My “negative,” (subjective) example was Bill Clinton, in Oklahoma City, in April 1995, just after the bombing. Clinton faced a heartsick throng, spoke of “love and caring and courage,” then lingered among the families of victims. He wept openly and conveyed an empathy that moved the nation. No one snickered at Clinton’s tears, or mocked his feelings. Almost everyone trusted that Bill Clinton sincerely “felt the pain” of those bereft families. They trusted because he’s a liberal. Liberals, whom Rand called “second-handers” and “second-raters,” have a record of lending succor and giving actual money to Emma Lazarus’ huddled masses, whom Rand called “parasites.”
On the other hand, consider the tears of John Boehner. Recently, Boehner wept over the future of America’s schoolchildren. He confessed that when he used to visit schools, his hopes for the pupils to achieve “the American dream” so overwhelmed him that he would burst into tears. This is why, said Boehner tearfully, he no longer visits schools.
Speaker of the House Boehner avoids such near occasions of compassion because his Randian duty is to be “objective.” Were he to yield to the empathy that wells up in his tear ducts whenever he visits a school, he might hesitate, for example, to wipe out an urban Head Start center, or to shortchange a school lunch program and impose on hungry kids an even deeper hunger. He might find it shameful to fire teachers by the thousands, expand class sizes to the point where schools become mere warehouses for the ignorant. He might even think twice before reducing the once-preeminent U.S. education system to a lockstep tedium of standardized tests so dumbed-down and generic that the typical American six-year-old would be better off emigrating — before it’s too late — to a higher-performing nation still proud of its public schools, like Poland, Estonia or Macao.
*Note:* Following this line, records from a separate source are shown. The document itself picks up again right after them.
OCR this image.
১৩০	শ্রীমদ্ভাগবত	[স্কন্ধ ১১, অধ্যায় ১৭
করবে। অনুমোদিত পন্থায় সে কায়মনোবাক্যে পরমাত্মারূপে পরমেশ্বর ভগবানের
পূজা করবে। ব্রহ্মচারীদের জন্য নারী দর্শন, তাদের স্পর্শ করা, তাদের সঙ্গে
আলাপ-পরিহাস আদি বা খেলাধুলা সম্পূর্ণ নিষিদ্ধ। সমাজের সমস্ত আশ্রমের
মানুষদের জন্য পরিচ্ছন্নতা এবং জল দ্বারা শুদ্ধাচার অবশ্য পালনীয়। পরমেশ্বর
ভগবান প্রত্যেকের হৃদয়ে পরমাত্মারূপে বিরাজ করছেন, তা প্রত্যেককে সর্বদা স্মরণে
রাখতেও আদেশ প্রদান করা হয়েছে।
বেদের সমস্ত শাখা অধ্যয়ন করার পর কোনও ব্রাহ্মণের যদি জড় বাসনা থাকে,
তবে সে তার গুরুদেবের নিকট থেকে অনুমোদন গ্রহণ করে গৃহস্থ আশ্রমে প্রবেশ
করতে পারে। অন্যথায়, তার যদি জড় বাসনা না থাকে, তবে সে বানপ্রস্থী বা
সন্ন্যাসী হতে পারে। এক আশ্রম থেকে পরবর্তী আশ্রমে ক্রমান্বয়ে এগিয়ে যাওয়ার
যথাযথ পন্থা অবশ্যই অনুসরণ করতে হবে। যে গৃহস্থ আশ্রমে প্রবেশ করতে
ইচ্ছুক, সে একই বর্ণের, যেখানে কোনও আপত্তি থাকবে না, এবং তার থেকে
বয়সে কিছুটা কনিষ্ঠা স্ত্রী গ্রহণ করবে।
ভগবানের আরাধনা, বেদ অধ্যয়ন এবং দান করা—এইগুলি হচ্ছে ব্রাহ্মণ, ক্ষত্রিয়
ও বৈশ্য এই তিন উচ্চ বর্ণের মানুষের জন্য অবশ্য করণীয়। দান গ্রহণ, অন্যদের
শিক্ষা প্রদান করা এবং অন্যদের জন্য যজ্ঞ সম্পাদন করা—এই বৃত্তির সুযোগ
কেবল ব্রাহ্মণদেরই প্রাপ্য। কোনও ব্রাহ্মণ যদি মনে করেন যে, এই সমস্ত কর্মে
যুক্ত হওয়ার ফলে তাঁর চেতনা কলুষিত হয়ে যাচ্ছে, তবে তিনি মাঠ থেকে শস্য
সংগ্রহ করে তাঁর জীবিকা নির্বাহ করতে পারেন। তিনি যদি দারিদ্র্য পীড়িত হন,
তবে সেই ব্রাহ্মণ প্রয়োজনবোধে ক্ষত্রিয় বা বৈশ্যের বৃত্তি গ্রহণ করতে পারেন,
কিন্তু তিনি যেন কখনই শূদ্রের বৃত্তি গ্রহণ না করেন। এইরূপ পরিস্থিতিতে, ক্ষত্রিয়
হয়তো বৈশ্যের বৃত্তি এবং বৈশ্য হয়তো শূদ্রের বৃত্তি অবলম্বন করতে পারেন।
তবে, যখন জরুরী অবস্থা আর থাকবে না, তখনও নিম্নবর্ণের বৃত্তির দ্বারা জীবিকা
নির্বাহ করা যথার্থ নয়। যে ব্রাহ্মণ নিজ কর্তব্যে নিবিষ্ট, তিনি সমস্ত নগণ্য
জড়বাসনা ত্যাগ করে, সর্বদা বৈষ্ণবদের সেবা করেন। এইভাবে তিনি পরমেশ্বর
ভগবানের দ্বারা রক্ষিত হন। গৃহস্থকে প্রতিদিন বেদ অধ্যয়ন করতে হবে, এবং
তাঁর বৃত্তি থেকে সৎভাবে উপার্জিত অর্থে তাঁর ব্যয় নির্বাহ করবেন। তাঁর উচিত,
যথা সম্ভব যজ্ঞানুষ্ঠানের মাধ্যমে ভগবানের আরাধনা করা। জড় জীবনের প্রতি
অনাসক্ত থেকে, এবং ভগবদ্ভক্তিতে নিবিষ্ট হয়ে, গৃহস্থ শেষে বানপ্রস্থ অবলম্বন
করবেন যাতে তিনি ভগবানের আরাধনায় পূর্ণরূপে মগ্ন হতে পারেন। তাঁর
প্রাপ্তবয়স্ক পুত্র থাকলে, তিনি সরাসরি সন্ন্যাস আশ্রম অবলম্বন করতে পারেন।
People giggle when John Boehner weeps, because they see the crocodile behind the tan. They mock him, as they never did Bill Clinton, because Boehner’s a conservative. It is the essence of conservatism to be objective (or objectivist), to make choices about the distribution of resources based on a written-down theory of individual autonomy. Ayn Rand wrote it out this way: “The first right on earth is the right of the ego. Man’s first duty is to himself. His moral law is never to place his prime goal within the persons of others. His moral obligation is to do what he wishes.”
John Boehner wishes not to weep over milk denied other people’s kids. Devoted ideologically to self-interest, Boehner has no choice but to shun the huddled masses of hungry children for whom “the American dream” is, in his philosophy, a pipe dream. He knows that actual contact with real people weakens his resolve to treat all of them — equally — as objects. “Integrity,” counsels Rand, “is the ability to stand by an idea.”
One helps those who can most help oneself, not those who need the most help. In an ideal world, the “self” transcends all values, even at the cost of millions of “outsourced” jobs, moribund schools, a crumbling infrastructure, Third World health care, and national surrender to a financial system that exalts the greedy and preys on the impoverished.
“Money,” said Ayn Rand, “is the barometer of a society’s virtue.”
Whatever that means.
Maybe this: Rich people, who once built castles to fortify themselves against serfs, ghetto-dwellers and other victims of their greed, now build gated communities. Distance — and a good security staff — is the best defense against empathy. From a safe distance, the rich remain blissfully objective. They encounter no one who might object to the heroine of their ideals — Ayn Rand, who rationalized selfishness into man’s highest virtue. And then she died, with a million followers and hardly a friend in the world.